Recently in email Category

I can't send e-mail, what's up?

TrackBacks (0) Comments (3)
Summary: Nothing. After the downtime on Monday and Tuesday we put a new Mail system in place that deals with POP and IMAP. it's more robust, faster for you and for us. It's better in many different ways than the old one.
There is a slight drawback -  you can no longer send e-mail without explicitly turning on SMTP authentication in Outlook, Apple Mail etc.

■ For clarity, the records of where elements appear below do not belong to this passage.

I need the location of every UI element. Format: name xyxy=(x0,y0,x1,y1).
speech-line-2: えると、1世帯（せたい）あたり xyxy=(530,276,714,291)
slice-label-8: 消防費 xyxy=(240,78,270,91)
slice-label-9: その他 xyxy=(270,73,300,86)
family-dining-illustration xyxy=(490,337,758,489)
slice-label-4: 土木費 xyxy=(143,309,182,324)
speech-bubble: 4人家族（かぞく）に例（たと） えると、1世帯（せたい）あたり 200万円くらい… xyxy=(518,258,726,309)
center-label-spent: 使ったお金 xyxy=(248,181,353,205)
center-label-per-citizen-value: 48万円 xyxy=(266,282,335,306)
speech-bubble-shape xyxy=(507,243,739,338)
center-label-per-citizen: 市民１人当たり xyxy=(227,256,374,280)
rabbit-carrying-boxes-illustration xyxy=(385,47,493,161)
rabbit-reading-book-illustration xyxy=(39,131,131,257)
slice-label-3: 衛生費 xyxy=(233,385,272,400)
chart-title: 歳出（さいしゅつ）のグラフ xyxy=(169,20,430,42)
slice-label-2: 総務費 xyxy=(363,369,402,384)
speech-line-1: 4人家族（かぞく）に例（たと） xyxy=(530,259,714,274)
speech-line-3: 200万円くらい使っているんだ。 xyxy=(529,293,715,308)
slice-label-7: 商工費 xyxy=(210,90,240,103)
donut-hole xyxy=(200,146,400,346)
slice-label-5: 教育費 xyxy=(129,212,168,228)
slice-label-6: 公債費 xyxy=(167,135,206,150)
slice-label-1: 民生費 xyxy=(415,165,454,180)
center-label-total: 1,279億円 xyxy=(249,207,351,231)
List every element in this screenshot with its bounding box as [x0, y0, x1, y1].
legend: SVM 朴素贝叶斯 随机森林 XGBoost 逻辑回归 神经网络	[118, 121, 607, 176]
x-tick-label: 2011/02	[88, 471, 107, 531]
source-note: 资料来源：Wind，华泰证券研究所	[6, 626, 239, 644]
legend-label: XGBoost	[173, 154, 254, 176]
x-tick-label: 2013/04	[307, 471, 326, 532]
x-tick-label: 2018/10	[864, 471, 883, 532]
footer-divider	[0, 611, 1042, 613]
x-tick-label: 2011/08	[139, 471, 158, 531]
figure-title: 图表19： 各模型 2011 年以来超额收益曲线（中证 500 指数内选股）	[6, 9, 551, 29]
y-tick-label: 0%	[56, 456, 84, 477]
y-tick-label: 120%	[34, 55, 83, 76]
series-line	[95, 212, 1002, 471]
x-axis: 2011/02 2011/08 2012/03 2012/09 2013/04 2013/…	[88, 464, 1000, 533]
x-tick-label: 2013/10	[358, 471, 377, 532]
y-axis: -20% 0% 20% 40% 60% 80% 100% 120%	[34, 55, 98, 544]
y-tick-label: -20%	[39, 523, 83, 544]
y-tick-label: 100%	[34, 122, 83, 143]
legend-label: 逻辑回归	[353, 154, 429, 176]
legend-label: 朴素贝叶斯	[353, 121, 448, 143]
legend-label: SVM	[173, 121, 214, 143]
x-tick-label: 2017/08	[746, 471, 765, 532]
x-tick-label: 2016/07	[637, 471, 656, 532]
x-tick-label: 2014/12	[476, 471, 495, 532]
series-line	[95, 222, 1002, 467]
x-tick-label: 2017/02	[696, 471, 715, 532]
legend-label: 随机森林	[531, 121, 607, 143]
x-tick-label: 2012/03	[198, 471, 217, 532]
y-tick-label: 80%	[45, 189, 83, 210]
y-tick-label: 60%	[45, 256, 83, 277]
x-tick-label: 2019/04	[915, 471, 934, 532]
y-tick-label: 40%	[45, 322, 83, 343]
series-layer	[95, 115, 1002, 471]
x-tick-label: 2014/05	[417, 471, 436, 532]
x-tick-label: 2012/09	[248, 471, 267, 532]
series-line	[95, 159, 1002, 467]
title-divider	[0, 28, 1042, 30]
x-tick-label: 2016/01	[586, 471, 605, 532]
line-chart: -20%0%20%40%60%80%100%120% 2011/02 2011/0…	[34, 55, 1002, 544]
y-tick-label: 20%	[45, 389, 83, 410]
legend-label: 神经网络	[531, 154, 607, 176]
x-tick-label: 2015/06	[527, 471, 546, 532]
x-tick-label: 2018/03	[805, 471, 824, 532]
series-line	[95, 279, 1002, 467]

We have gathered a few articles for you to help you out on this:

1) https://support.blacknight.ie/index.php?_m=knowledgebase&_a=viewarticle&kbarticleid=472
    - this gives you instructions on how to enable this in most common e-mail clients.

OR

2) http://wiki.blacknight.com/index.php/SMTP
    - this gives you a list of SMTP servers for most Irish ISPs, down the bottom is a link to a page that has a list of ISPs for many ISPs outside of Ireland.
An ISP is the company that provides your broadband, cable, dsl, dial up, satellite net connect etc.

I've requested that a newsletter go out to all customers with the above information in it as a technical notice for the next few runs.

Update: 09:35

Webmail users using Firefox 4 or IE 7 or above can use our "alternative" webmail application here: https://altmail.blacknight.com

mail delivery delay last night Nov 3rd

TrackBacks (0) Comments (0)
Summary: We have had some complaints about mail delivery last night that it was delayed. We have found that the cause of this is similar to an issue we've found on other machines with 10GigE interfaces that are very new. There is a new driver that we will apply to all machines involved and that will prevent the issue from occurring again.

This affected inbound e-mail into our spam scanning server that sits in the Cloud. No e-mail was lost during this window. It was resolved around 00:00 last night.

mail.blacknight.com / smtpr1.cp.blacknight.com brief outage notification

TrackBacks (0) Comments (0)
Summary: At 23:00 tonight Friday 21st of October we're going to update the NIC card drivers for the 10GigE network cards that provide connectivity to the SAN. To do this we have to take mail down for a window of approx 15 minutes.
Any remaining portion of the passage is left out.